Patrick Patterson had 17 points and 10 rebounds and DeMarcus Cousins had 10 points and 10 boards for Kentucky, which outrebounded Miami 37-25 and outscored the RedHawks 32-12 in the paint.
Kentucky needed every last one of them.
Nick Winbush led Miami with 26 points and the RedHawks nearly pulled off the upset thanks to making 15 of 26 3-pointers.
"I've told people, these guys know how to shoot," Coles said. "This would have been by best win."
Wall wasn't perfect _ he turned it over five times _ but he looked at ease with the ball in his hands and hardly bothered with the hype surrounding his arrival.
He didn't waste any time getting comfortable, he drilled his first shot, a 3-pointer from the top of the key, to give Kentucky an early 8-5 lead.
The RedHawks, however, were hardly in awe.
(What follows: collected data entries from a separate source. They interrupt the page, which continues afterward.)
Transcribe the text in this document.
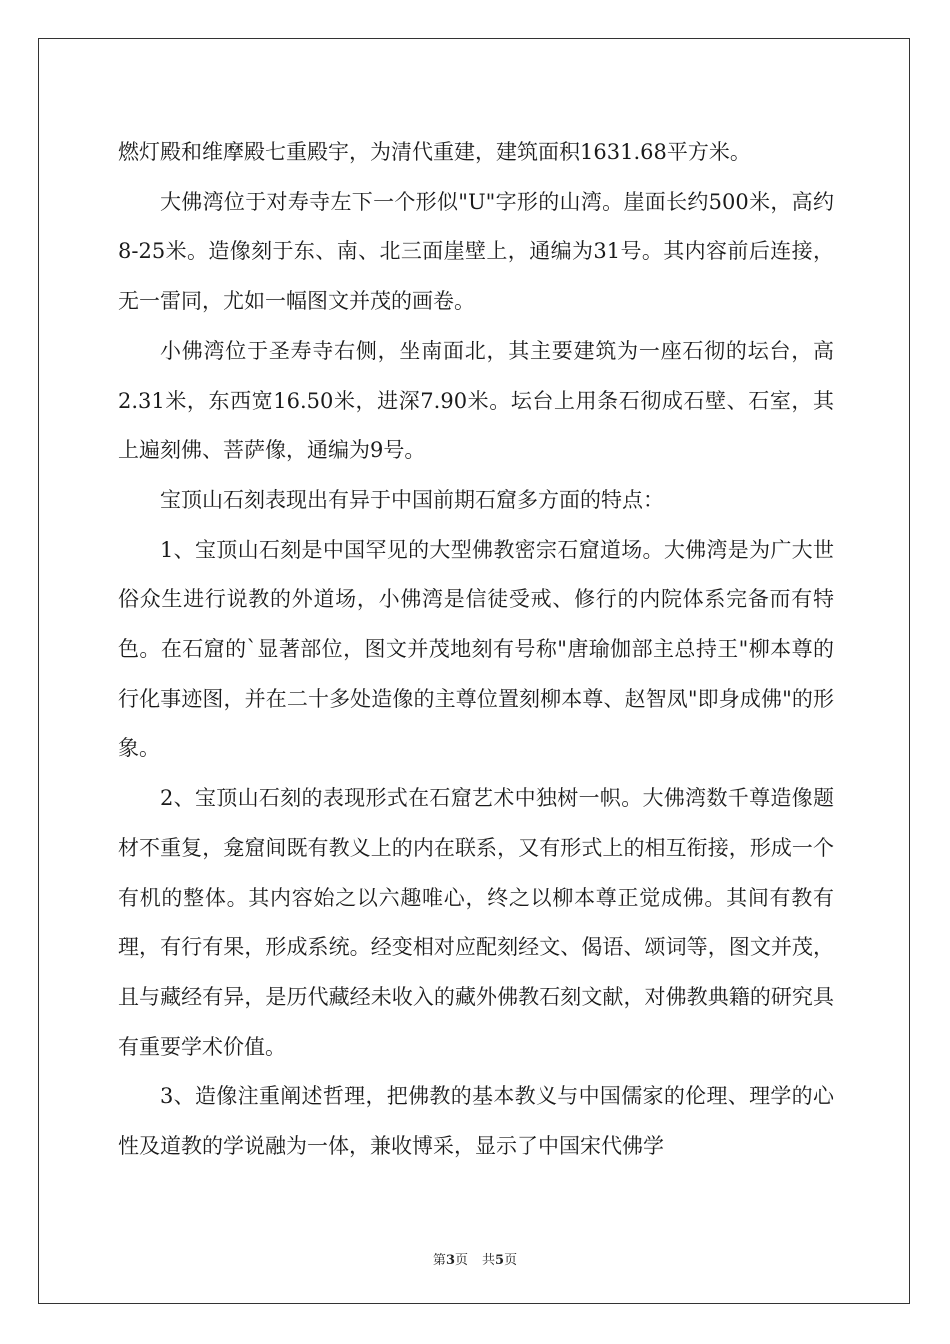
燃灯殿和维摩殿七重殿宇，为清代重建，建筑面积1631.68平方米。

大佛湾位于对寿寺左下一个形似"U"字形的山湾。崖面长约500米，高约8-25米。造像刻于东、南、北三面崖壁上，通编为31号。其内容前后连接，无一雷同，尤如一幅图文并茂的画卷。

小佛湾位于圣寿寺右侧，坐南面北，其主要建筑为一座石彻的坛台，高2.31米，东西宽16.50米，进深7.90米。坛台上用条石彻成石壁、石室，其上遍刻佛、菩萨像，通编为9号。

宝顶山石刻表现出有异于中国前期石窟多方面的特点：

1、宝顶山石刻是中国罕见的大型佛教密宗石窟道场。大佛湾是为广大世俗众生进行说教的外道场，小佛湾是信徒受戒、修行的内院体系完备而有特色。在石窟的`显著部位，图文并茂地刻有号称"唐瑜伽部主总持王"柳本尊的行化事迹图，并在二十多处造像的主尊位置刻柳本尊、赵智凤"即身成佛"的形象。

2、宝顶山石刻的表现形式在石窟艺术中独树一帜。大佛湾数千尊造像题材不重复，龛窟间既有教义上的内在联系，又有形式上的相互衔接，形成一个有机的整体。其内容始之以六趣唯心，终之以柳本尊正觉成佛。其间有教有理，有行有果，形成系统。经变相对应配刻经文、偈语、颂词等，图文并茂，且与藏经有异，是历代藏经未收入的藏外佛教石刻文献，对佛教典籍的研究具有重要学术价值。

3、造像注重阐述哲理，把佛教的基本教义与中国儒家的伦理、理学的心性及道教的学说融为一体，兼收博采，显示了中国宋代佛学

第3页 共5页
Miami packed in its zone to cut off Wall and backcourt mate Eric Bledsoe from getting to the lane and didn't hesitate to lay a body on Wall's slender 6-foot-4 frame. He was bumped nearly every time he got into traffic and received a rude welcome to college basketball while running on the fast break midway through the first half.
Wall running down the wing when Bledsoe attempted to hit him with an alley-oop. Hayes, however, jumped up to contest it, deflecting the pass away and sending Wall tumbling to the floor along the baseline in the process.
Wall laid on the floor for several moments before gingerly walking off the court. He returned after getting a once-over from the training staff and a little talking-to from Calipari.
"Coach sat me down and told me 'You can't do it all yourself,'" Wall said. "When I went back in, I settled down and just tried to make plays."